Metadata-Version: 2.4
Name: pyblast4_archive
Version: 0.1.11
Summary: Rudimentary BLAST archive reading in Python
Author-email: Andrew Tapia <andrew.tapia@uky.edu>
License-Expression: GPL-3.0-only
Project-URL: Homepage, https://github.com/actapia/pyblast4_archive
Project-URL: Bug Tracker, https://github.com/actapia/pyblast4_archive
Requires-Python: >=3.11
Description-Content-Type: text/markdown
License-File: LICENSE
License-File: LICENSES.linux
License-File: LICENSES.macos
Dynamic: license-file

# pyblast4_archive

This library provides limited Python bindings to the 
[CBlast4_archive](https://www.ncbi.nlm.nih.gov/IEB/ToolBox/CPP_DOC/doxyhtml/classCBlast4__archive.html)
and related objects from the 
[NCBI C++
Toolkit](https://github.com/ncbi/ncbi-cxx-toolkit-public).
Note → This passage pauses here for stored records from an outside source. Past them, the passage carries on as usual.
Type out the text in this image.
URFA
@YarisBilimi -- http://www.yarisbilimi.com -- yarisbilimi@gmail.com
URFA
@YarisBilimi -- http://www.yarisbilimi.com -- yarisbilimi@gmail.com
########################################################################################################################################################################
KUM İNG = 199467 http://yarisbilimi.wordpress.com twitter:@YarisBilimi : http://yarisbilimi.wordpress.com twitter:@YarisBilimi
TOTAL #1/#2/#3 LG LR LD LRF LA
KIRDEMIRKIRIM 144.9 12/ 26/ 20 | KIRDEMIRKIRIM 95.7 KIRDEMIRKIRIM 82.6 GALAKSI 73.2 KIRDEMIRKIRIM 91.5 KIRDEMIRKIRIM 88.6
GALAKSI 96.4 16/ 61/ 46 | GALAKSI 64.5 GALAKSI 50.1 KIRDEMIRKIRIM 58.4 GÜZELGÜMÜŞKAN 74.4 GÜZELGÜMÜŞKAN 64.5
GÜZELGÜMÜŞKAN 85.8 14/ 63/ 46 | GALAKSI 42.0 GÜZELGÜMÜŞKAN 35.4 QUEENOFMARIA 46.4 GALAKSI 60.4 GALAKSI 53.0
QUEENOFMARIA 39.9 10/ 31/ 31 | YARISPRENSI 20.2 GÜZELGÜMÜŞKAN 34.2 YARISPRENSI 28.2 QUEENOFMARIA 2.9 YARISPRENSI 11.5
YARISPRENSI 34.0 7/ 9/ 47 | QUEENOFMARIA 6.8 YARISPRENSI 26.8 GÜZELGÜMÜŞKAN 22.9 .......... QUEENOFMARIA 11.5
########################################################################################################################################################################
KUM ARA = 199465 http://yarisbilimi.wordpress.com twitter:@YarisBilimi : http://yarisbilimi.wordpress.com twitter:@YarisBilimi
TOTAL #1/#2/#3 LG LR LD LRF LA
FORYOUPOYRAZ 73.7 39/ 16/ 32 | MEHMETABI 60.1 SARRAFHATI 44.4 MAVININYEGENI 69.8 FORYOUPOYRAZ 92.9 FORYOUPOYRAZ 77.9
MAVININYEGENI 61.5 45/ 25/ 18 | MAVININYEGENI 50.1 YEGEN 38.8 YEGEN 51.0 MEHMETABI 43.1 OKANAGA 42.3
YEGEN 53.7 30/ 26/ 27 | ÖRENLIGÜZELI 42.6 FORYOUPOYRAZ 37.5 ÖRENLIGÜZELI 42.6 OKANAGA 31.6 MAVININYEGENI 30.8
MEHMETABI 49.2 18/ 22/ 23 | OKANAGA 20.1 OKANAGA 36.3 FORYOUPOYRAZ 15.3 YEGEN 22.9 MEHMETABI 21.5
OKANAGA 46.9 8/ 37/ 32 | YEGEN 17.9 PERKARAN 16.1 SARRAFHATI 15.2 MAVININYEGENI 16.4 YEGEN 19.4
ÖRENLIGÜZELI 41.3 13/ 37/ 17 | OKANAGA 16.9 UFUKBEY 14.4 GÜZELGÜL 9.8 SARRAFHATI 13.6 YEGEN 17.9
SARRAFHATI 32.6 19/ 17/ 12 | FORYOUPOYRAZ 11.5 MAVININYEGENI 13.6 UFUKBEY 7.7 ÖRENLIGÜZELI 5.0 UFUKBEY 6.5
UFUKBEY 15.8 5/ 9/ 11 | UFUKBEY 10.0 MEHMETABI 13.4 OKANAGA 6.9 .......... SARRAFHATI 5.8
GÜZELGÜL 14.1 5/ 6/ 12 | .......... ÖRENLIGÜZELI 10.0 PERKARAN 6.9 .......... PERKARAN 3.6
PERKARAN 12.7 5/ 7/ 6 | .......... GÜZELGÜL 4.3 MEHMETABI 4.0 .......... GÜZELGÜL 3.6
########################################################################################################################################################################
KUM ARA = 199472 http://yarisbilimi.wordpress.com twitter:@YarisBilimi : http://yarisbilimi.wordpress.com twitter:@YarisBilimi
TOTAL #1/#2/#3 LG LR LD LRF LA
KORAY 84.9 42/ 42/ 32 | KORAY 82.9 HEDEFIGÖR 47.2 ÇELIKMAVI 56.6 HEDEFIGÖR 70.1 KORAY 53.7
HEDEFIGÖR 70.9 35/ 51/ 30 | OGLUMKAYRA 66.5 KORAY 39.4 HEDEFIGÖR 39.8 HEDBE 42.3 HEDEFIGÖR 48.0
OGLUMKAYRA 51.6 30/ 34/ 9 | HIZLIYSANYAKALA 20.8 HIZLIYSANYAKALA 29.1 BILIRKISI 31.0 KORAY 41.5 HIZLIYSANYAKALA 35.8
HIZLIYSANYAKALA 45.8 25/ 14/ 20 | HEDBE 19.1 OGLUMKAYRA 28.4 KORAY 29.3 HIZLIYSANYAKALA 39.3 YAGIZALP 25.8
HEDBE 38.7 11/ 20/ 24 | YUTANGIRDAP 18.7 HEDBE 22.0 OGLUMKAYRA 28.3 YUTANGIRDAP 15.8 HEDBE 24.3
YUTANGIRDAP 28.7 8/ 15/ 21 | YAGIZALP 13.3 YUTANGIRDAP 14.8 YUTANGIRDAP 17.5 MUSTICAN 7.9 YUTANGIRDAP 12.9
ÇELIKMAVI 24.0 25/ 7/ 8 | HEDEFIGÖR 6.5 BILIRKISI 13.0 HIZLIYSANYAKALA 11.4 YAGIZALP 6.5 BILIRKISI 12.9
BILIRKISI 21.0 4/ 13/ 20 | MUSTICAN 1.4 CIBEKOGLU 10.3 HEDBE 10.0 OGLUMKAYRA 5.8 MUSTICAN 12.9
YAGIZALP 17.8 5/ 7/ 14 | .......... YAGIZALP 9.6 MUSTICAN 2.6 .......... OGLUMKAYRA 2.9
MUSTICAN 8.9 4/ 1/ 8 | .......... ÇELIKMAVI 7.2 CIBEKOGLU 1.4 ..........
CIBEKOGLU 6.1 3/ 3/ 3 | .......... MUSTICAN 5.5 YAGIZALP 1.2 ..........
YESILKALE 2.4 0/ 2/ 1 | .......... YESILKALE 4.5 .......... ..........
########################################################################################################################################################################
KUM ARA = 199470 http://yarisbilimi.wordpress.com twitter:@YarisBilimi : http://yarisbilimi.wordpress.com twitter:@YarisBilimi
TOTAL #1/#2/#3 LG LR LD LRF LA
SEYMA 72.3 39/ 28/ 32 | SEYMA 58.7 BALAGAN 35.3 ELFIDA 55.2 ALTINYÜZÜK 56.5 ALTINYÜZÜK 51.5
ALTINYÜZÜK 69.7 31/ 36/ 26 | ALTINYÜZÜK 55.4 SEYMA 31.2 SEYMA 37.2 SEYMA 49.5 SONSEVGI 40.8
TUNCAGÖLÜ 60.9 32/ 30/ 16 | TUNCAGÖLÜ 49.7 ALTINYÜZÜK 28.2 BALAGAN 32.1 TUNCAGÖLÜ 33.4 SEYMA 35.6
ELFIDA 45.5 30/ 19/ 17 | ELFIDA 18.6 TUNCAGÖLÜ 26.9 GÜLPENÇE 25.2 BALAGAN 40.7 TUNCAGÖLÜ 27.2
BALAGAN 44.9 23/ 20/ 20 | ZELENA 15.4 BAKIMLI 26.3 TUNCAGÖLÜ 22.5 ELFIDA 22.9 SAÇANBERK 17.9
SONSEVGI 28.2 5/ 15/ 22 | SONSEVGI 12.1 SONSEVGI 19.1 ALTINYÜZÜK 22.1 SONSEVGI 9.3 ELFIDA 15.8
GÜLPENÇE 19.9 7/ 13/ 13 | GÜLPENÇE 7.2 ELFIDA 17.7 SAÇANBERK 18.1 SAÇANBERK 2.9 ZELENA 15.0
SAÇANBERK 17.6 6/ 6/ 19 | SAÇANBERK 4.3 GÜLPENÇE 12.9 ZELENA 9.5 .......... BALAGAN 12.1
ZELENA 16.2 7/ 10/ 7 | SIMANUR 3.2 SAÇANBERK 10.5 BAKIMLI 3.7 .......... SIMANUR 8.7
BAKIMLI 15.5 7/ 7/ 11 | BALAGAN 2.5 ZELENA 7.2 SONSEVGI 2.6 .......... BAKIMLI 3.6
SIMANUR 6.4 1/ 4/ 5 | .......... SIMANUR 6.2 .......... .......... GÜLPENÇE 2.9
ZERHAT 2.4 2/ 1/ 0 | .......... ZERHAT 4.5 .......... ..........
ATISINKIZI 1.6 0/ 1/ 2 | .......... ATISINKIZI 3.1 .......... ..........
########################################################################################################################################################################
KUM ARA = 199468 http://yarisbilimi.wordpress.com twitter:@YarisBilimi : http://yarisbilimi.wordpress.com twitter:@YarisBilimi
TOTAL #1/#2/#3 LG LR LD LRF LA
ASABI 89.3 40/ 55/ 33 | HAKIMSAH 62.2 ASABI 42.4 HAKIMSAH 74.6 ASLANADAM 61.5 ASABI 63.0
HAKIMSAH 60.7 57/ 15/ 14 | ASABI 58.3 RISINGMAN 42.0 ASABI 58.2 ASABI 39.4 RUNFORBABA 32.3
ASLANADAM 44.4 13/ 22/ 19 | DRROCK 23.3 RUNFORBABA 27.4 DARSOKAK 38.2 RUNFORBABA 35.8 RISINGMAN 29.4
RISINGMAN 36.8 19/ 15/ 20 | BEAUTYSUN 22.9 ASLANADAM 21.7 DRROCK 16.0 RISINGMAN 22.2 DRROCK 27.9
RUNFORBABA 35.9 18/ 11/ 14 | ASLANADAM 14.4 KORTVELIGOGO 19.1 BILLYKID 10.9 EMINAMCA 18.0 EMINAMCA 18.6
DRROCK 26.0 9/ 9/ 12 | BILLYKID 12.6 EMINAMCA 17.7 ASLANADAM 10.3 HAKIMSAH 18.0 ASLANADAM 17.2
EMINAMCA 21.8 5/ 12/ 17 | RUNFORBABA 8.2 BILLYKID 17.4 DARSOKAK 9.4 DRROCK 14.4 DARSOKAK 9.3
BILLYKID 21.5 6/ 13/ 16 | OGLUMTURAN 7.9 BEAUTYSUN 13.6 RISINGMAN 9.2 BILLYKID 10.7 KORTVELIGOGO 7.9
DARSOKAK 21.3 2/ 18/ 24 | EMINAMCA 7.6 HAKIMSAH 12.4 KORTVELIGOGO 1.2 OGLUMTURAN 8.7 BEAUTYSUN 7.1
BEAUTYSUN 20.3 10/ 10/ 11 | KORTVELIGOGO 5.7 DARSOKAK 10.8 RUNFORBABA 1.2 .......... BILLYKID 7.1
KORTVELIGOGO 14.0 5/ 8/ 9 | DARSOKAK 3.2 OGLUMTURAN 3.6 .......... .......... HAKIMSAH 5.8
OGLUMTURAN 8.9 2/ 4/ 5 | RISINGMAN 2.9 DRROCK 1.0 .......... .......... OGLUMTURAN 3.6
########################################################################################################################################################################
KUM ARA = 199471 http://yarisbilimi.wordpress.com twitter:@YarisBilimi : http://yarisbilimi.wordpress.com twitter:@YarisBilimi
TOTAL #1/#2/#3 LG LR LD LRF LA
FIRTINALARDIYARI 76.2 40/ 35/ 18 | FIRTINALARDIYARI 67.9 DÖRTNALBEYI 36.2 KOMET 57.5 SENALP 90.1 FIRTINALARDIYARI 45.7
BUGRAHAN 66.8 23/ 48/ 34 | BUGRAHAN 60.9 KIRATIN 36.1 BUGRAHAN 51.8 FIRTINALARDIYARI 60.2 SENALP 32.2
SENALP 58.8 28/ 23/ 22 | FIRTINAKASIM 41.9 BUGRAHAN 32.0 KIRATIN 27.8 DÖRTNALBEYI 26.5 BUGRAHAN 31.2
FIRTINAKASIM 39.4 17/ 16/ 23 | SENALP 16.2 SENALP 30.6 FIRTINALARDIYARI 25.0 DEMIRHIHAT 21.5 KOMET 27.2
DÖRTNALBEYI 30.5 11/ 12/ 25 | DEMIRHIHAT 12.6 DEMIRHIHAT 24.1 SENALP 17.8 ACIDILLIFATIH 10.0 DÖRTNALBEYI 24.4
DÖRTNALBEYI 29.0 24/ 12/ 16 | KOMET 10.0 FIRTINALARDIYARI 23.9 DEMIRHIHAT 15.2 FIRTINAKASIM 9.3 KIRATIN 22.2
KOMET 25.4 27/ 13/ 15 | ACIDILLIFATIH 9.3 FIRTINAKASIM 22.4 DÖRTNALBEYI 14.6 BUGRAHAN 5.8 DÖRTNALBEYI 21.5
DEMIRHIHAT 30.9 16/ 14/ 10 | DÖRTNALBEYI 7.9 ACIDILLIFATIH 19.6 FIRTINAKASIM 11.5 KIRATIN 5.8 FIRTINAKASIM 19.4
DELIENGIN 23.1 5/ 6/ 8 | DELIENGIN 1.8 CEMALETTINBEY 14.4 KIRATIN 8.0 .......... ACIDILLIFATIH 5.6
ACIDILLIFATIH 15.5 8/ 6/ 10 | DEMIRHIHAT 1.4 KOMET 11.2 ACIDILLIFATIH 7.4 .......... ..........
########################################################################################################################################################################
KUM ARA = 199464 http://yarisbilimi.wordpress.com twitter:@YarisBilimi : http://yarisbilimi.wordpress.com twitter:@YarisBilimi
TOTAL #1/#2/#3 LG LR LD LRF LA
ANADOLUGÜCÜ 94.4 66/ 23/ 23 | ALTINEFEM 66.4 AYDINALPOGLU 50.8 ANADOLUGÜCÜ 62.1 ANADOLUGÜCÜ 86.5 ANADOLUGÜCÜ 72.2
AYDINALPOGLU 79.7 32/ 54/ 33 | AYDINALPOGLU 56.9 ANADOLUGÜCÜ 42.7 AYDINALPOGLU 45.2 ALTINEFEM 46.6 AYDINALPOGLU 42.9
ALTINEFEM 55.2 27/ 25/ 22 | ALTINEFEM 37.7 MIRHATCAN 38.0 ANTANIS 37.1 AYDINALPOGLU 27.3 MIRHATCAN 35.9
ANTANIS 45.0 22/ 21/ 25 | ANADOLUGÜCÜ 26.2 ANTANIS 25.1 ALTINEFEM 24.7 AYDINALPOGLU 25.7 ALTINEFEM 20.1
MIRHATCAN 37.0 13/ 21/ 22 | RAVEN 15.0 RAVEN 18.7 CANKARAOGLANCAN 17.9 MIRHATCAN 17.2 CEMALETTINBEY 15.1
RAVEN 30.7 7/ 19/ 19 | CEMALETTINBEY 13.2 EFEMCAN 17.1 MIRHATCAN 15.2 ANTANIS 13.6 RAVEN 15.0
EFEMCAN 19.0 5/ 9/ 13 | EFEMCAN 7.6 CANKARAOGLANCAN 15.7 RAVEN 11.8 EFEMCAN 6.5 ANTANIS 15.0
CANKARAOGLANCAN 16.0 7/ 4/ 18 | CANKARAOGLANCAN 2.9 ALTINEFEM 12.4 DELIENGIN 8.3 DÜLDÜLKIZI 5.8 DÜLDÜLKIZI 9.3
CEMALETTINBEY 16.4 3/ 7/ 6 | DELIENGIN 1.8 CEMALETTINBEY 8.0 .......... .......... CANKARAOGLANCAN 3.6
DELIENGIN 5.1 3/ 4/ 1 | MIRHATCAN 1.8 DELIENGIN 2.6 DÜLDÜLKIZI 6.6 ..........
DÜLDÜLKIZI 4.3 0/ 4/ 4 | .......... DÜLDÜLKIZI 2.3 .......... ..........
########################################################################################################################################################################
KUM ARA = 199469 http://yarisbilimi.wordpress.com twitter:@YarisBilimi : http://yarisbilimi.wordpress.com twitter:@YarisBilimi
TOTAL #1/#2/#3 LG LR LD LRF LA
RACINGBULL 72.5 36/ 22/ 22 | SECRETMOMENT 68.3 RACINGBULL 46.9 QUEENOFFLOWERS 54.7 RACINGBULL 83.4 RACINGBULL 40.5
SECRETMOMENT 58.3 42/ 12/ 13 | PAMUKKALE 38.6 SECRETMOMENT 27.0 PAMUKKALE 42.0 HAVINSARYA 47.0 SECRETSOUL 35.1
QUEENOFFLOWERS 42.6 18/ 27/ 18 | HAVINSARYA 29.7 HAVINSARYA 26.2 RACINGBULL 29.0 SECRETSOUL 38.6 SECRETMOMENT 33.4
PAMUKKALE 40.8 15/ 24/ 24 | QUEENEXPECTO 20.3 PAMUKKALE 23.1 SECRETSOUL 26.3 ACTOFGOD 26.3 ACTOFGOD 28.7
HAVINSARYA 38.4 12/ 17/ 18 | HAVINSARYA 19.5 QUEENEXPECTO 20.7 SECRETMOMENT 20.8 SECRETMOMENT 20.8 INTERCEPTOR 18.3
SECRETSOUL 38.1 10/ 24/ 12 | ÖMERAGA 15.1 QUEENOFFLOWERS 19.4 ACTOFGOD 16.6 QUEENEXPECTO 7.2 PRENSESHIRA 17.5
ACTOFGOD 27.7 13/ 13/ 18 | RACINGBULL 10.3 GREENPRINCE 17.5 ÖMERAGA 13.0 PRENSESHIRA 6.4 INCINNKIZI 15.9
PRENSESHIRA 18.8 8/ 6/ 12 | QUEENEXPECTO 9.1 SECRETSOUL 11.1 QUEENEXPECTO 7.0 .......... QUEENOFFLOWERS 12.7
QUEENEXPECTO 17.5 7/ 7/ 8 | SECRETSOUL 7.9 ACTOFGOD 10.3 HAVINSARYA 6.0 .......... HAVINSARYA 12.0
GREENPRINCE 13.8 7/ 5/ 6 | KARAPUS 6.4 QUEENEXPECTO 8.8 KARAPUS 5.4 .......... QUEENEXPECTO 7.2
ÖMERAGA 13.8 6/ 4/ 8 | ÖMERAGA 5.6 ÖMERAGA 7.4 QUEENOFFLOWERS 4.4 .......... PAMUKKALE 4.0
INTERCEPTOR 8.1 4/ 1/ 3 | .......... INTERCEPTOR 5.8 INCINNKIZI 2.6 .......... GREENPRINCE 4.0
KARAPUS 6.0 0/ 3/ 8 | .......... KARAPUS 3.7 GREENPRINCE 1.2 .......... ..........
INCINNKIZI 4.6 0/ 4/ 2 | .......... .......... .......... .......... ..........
CBlast4_archive
allows the programmer to interpret BLAST output in format 11 "BLAST archive
format (ASN.1)," and this Python library aims to make such interpretation
possible in Python.

## Installation

The latest [portable binary wheel](#portable-binary-wheels) for your platform
can be installed from PyPI using `pip`.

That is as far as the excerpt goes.